Kashkari, the vagabond in one video and the CNBC contributor in the next, and a Republican candidate for the California governorship, is the latest politico to wage such a “political stunt.” He spent a week in Fresno, Calif., with $40, one change of clothes, no place to stay and no place to work. He wandered from business to business looking for any employment he could find, and was turned away everywhere he went. He ate a Subway sandwich, bought a couple of bananas, and ate at a food bank. He went to a coin laundry once. He showered once. He slept on pavement and benches, and was told to move. And, of course, he did much of this while being filmed.
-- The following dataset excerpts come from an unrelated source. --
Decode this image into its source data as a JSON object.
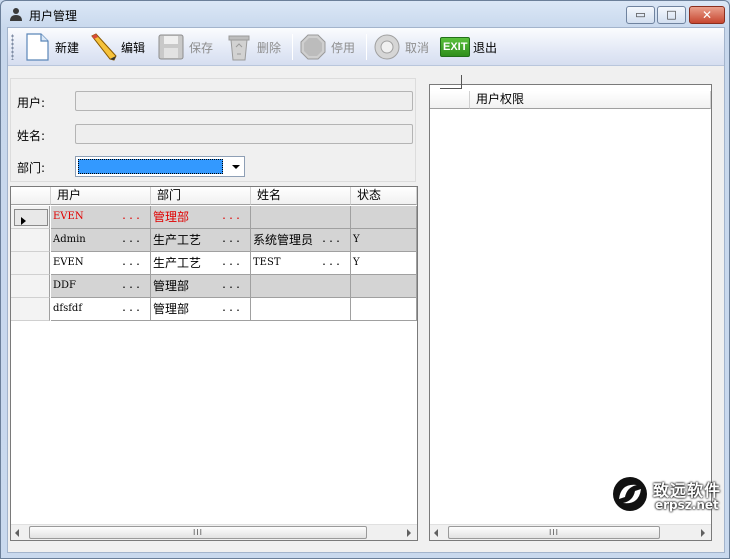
{
  "window": {
    "title": "用户管理"
  },
  "toolbar": {
    "new_label": "新建",
    "edit_label": "编辑",
    "save_label": "保存",
    "delete_label": "删除",
    "disable_label": "停用",
    "cancel_label": "取消",
    "exit_icon_text": "EXIT",
    "exit_label": "退出"
  },
  "form": {
    "user_label": "用户:",
    "user_value": "",
    "name_label": "姓名:",
    "name_value": "",
    "dept_label": "部门:",
    "dept_value": ""
  },
  "users_grid": {
    "columns": [
      "用户",
      "部门",
      "姓名",
      "状态"
    ],
    "rows": [
      {
        "user": "EVEN",
        "dept": "管理部",
        "name": "",
        "status": "",
        "selected": true
      },
      {
        "user": "Admin",
        "dept": "生产工艺",
        "name": "系统管理员",
        "status": "Y"
      },
      {
        "user": "EVEN",
        "dept": "生产工艺",
        "name": "TEST",
        "status": "Y"
      },
      {
        "user": "DDF",
        "dept": "管理部",
        "name": "",
        "status": ""
      },
      {
        "user": "dfsfdf",
        "dept": "管理部",
        "name": "",
        "status": ""
      }
    ],
    "ellipsis": "...",
    "scroll_grip": "III"
  },
  "perm_grid": {
    "column": "用户权限",
    "scroll_grip": "III"
  },
  "watermark": {
    "name": "致远软件",
    "url": "erpsz.net"
  },
  "colors": {
    "selected_text": "#e00000",
    "dark_row": "#d4d4d4",
    "selection_blue": "#3399ff"
  }
}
“When pressed to explain the video camera following him around,” the Sacramento Bee wrote, “Kashkari said he would tell people he was making a documentary about ‘the job situation in California.’ ”

When he was pressed further, “[W]e would come out and tell them who I am and what this is for,” he said at a press conference Thursday. One night, a security officer who asked Kashkari to leave the park in which he was asleep recognized him as a gubernatorial hopeful.

“I said, ‘Do me a favor … I’m working on a documentary on the plight of jobs and joblessness and homelessness. And I would really appreciate if you don’t tell anybody that you saw me,’ ” Kashkari said he told the guard. “And he said, ‘That’s no problem.’ And then I left.’ ”

Kashkari acknowledged in his short documentary, about 10 minutes long, that he knew there was an end game to his situation — that his inability to find a job would bother him for no longer than the week he volunteered to live on the street. When it concluded, he would return to being a banker, a former Bush administration official, a candidate, and a man, though not rich beyond the dreams of avarice, not short for money.

Yes, Kashkari tried his hand at a “political stunt” — but he was forthcoming about it. He tried putting his feet in another man’s shoes — but he wore them, walked in them, slept in them. His experience resulted in interviews with Californians down on their luck, produced interpersonal communication with the poor he is running to represent, and bolstered his belief, as he wrote in a Wall Street Journal op-ed about his time in Fresno, that “the best social program in the world is a good job.”

“I walked for hours and hours in search of a job, giving me a lot of time to think. Five days into my search, hungry, tired, and hot, I asked myself: What would solve my problems? Food stamps? Welfare? An increased minimum wage?” he wrote. “No. I needed a job. Period.”

He is a long shot to defeat incumbent Gov. Jerry Brown, who is flush with cash and 20 points ahead in the polls. But as Rep. Paul Ryan (R-Wis.) said about his recently unveiled anti-poverty agenda, Kashkari can at least “start a conversation” — one about “over-regulation and over-taxation that drive jobs out of state, failing schools and misguided water policies,” which have contributed to one of every four Californians living in poverty, 7.3 percent of them being out of a job, and many of them calling the street home.

What Kashkari did that others haven’t is begin the conversation at street-level.